Twelve people in Australia have been diagnosed with the virus, all of whom have recently returned or arrived from China. There has been no evidence of human-to-human transmission in Australia.
But with 152,000 Australians visiting China yearly, and the Chinese tourist market generating about $20 billion annually for Australia, the restrictions are likely to affect a large amount of Australians and their families.
So what effect will these new travel restrictions have on travellers going to and from China, and how much will they impact your life?
Can I travel to China?
The Government is urging you not to.
On Saturday, authorities raised the Smarttraveller alert level to a four, the highest possible.
This means the government advice across the board for China is “do not travel”.
That restriction now applies to everywhere in China, not just Hubei province and its capital Wuhan where the virus originated.
If you do have a trip to China coming up in the near future, the best advice is to reach out to your airline, travel agent, or travel insurer and work out your next steps.
Even if you wanted to flout the travel advice and go anyway, you may find it difficult, with a growing list of major airlines, including Australia’s carrier Qantas, cutting flights to China.
What if I have a trip to China booked in the near future?
The Smarttraveller advice is indefinite, so there’s no saying exactly how long it will last.
For this stage, Mr Morrison said “utmost precaution” was warranted due to the “changing epidemiology of the coronavirus in China and the uncertainty that remains around its transmission and virulence”.
After the threat has passed, the Government will want to re-establish free movement between Australia and China as quickly as possible.
Although you’ll probably want more certainty than this, the best advice is to wait and see.
And of course follow the ABC News live-updated coronavirus explainer for all the latest information.
Can my friends and family members from China still visit Australia?
If they’re leaving China in the next 14 days, it could be dicey.
As well as the level four advice for Australians heading to China, foreign nationals in China will be denied entry in Australia for 14 days from the time they have left China unless they meet several exceptions.
If they are Australian citizens, permanent residents, or airline crews, the travel ban doesn’t apply.

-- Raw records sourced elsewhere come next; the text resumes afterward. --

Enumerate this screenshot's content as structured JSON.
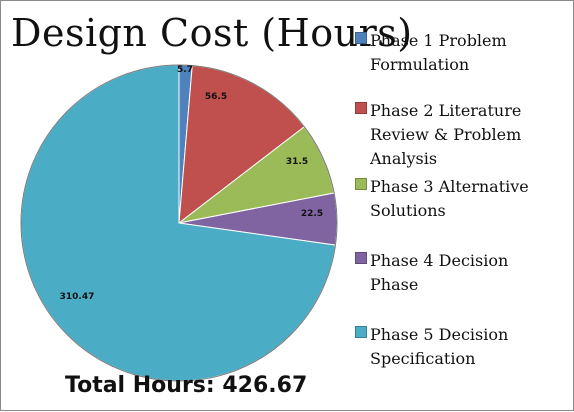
{
  "chart_data": {
    "type": "pie",
    "title": "Design Cost (Hours)",
    "footer": "Total Hours: 426.67",
    "categories": [
      "Phase 1 Problem Formulation",
      "Phase 2 Literature Review & Problem Analysis",
      "Phase 3 Alternative Solutions",
      "Phase 4 Decision Phase",
      "Phase 5 Decision Specification"
    ],
    "values": [
      5.7,
      56.5,
      31.5,
      22.5,
      310.47
    ],
    "value_labels": [
      "5.7",
      "56.5",
      "31.5",
      "22.5",
      "310.47"
    ],
    "colors": [
      "#4f81bd",
      "#c0504d",
      "#9bbb59",
      "#8064a2",
      "#4bacc6"
    ],
    "legend": [
      {
        "lines": [
          "Phase 1 Problem",
          "Formulation"
        ]
      },
      {
        "lines": [
          "Phase 2 Literature",
          "Review & Problem",
          "Analysis"
        ]
      },
      {
        "lines": [
          "Phase 3 Alternative",
          "Solutions"
        ]
      },
      {
        "lines": [
          "Phase 4 Decision",
          "Phase"
        ]
      },
      {
        "lines": [
          "Phase 5 Decision",
          "Specification"
        ]
      }
    ],
    "legend_placement": "right",
    "start_angle_deg": 0,
    "direction": "clockwise"
  }
}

If you are an Australian citizen or permanent resident and the person travelling is a member of your immediate family — your spouse, dependent children, or legal guardian — they will be exempt from the ban.
If they do arrive in Australia, and choose not to immediately return to their point of origin, they will be subject to mandatory quarantine.
Prime Minister Morrison said this decision was a temporary measure and will be reviewed in 14 days.
What about Hong Kong and Macau?
These restrictions apply to the Chinese mainland only, and given Hong Kong and Macau are not considered part of mainland China, you don’t need to be concerned.
But again, you may find yourself subject to flight cancellations or changes.